When a driver has do drive from intersection A to the intersection B he/she tries to choose the route that will minimize the number of times he/she will have to change the switches manually.

Write a program that will calculate the minimal number of switch changes necessary to travel from intersection A to intersection B.

Input

The first line of the input contains integers N, A and B, separated by a single blank character, 2 <= N <= 100, 1 <= A, B <= N, N is the number of intersections in the network, and intersections are numbered from 1 to N.

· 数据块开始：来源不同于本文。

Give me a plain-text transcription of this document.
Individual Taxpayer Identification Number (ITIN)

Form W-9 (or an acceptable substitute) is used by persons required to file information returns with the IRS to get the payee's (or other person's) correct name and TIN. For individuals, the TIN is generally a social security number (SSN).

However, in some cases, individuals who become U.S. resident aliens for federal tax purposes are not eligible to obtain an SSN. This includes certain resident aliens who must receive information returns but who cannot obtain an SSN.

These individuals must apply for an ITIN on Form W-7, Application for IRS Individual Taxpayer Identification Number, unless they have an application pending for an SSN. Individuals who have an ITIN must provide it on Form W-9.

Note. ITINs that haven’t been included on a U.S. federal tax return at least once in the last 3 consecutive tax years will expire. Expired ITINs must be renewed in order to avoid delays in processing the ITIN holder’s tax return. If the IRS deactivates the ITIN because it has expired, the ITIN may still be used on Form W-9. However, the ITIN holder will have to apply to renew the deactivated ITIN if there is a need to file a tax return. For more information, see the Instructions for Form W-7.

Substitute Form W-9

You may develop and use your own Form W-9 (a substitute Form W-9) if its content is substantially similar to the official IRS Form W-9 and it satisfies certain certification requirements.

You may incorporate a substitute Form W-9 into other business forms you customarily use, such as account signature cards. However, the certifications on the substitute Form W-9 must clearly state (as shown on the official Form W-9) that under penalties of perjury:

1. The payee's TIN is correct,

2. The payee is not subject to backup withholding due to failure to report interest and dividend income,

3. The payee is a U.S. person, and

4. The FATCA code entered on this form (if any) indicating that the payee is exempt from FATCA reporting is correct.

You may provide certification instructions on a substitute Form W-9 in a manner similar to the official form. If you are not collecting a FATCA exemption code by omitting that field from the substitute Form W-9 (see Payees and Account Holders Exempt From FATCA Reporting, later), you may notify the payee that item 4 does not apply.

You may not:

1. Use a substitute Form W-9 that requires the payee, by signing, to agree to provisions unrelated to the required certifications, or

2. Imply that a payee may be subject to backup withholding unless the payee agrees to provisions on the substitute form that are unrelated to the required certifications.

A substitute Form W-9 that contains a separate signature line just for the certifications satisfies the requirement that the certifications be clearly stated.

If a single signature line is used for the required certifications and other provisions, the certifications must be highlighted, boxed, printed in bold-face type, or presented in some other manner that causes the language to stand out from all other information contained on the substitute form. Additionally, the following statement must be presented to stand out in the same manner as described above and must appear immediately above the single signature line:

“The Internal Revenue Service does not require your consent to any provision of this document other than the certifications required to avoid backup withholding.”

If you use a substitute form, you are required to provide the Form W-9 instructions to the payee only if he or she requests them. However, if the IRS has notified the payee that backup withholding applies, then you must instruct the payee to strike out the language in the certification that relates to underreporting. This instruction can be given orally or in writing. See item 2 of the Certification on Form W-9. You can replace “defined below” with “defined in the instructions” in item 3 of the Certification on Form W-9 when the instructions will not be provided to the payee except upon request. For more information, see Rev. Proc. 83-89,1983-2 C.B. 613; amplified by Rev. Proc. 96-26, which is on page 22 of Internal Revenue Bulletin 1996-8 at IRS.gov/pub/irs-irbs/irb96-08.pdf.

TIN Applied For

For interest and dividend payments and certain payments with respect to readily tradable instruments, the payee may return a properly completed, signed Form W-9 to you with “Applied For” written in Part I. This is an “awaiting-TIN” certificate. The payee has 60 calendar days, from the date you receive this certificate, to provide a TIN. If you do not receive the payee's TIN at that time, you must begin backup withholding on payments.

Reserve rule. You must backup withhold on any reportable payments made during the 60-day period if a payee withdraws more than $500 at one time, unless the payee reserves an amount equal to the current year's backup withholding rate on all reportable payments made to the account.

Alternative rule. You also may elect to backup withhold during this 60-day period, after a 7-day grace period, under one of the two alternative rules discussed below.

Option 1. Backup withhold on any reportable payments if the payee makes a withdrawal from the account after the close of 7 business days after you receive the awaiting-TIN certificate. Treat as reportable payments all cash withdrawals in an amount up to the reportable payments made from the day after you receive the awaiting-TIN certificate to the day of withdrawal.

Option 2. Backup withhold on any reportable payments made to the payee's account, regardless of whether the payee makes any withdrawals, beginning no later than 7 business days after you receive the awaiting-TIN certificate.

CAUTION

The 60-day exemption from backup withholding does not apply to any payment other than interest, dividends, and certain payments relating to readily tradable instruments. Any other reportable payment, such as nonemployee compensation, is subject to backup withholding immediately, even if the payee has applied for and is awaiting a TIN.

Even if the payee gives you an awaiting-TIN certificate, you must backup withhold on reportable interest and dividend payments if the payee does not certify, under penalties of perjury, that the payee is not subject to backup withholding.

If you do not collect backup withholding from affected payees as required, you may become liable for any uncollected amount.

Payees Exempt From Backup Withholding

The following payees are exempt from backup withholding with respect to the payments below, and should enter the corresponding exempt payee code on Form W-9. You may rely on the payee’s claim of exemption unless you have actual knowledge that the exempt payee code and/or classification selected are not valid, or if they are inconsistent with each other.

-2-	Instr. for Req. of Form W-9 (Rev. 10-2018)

Each of the following N lines contain a sequence of integers separated by a single blank character. First number in the i-th line, Ki (0 <= Ki <= N-1), represents the number of rails going out of the i-th intersection. Next Ki numbers represents the intersections directly connected to the i-th intersection.Switch in the i-th intersection is initially pointing in the direction of the first intersection listed.

Output

The first and only line of the output should contain the target minimal number. If there is no route from A to B the line should contain the integer “-1”.

Sample Input

3 2 1

2 2 3

2 3 1

2 1 2

Sample Output

0

Source

Croatia OI 2002 Regional - Juniors

都说这道题的题意比较坑，要认真读题，那我就翻译一下题意吧。

一张铁轨网络由交叉点和铁轨构成，对于每一个交叉点，用选择器来控制指向所有出路中的一条，并且当火车到达交叉点时，只能顺着选择器指向的那条路行驶出交叉点，如果司机想要去该交叉点的另一个方向，那么他必须改变选择器。

求的是，当司机想要从第A个交叉点到第B个交叉点，所需的最小的改变选择器的次数是多少。

需要注意的是，在输入时，每个交叉点输入的第一个连接点，是选择器默认的指向方向，也就是说如果要从该交叉点到第一个连接点，需要的改变次数是0。

还需要注意的一点是，无论是让选择器选择第2个还是第3个还是第n个连接点，只要不是第一个，那么改变次数就是1，而不是n-1。

处理好这些问题后，一个dijkstra轻松愉快地解决。

//
//  main.cpp
//  最短路练习-N-Tram
//
//  Created by 袁子涵 on 15/10/18.
//  Copyright © 2015年 袁子涵. All rights reserved.
//

#include <iostream>
#include <string.h>
#include <stdio.h>
#include <stdlib.h>

#define MAXIN 105
#define INF 0xffff
#define minof(a,b)  ((a)>(b)?(b):(a))

using namespace std;

int N,A,B;
bool visit[MAXIN];
int dis[MAXIN],map[MAXIN][MAXIN];

void dijkstra(int num)
{
for (int i=1; i<=N; i++) {
dis[i]=map[num][i];
}
visit[num]=1;
for (int i=1; i<=N; i++) {
int mins=INF,next=-1;
for (int j=1; j<=N; j++) {
if (visit[j]==0 && mins>dis[j]) {
mins=dis[j];
next=j;
}
}
if (next==-1) {
break;
}
visit[next]=1;
for (int j=1; j<=N; j++) {
if (visit[j]==0 && dis[j]>dis[next]+map[next][j]) {
dis[j]=dis[next]+map[next][j];
}
}
}
}

int main(int argc, const char * argv[]) {
int s,p;
cin >> N >> A >> B;
memset(visit, 0, sizeof(visit));
for (int i=1; i<=N; i++) {
for (int j=1; j<=N; j++) {
map[i][j]=INF;
}
map[i][i]=0;
}
for (int i=1; i<=N; i++) {
cin >> s;
for (int j=0; j<s; j++) {
cin >> p;
if (j==0) {
map[i][p]=0;
}
else
map[i][p]=minof(map[i][p],1);
}
}
dijkstra(A);
if (dis[B]!=INF) {
cout << dis[B] << endl;
}
else
cout << "-1" << endl;
return 0;
}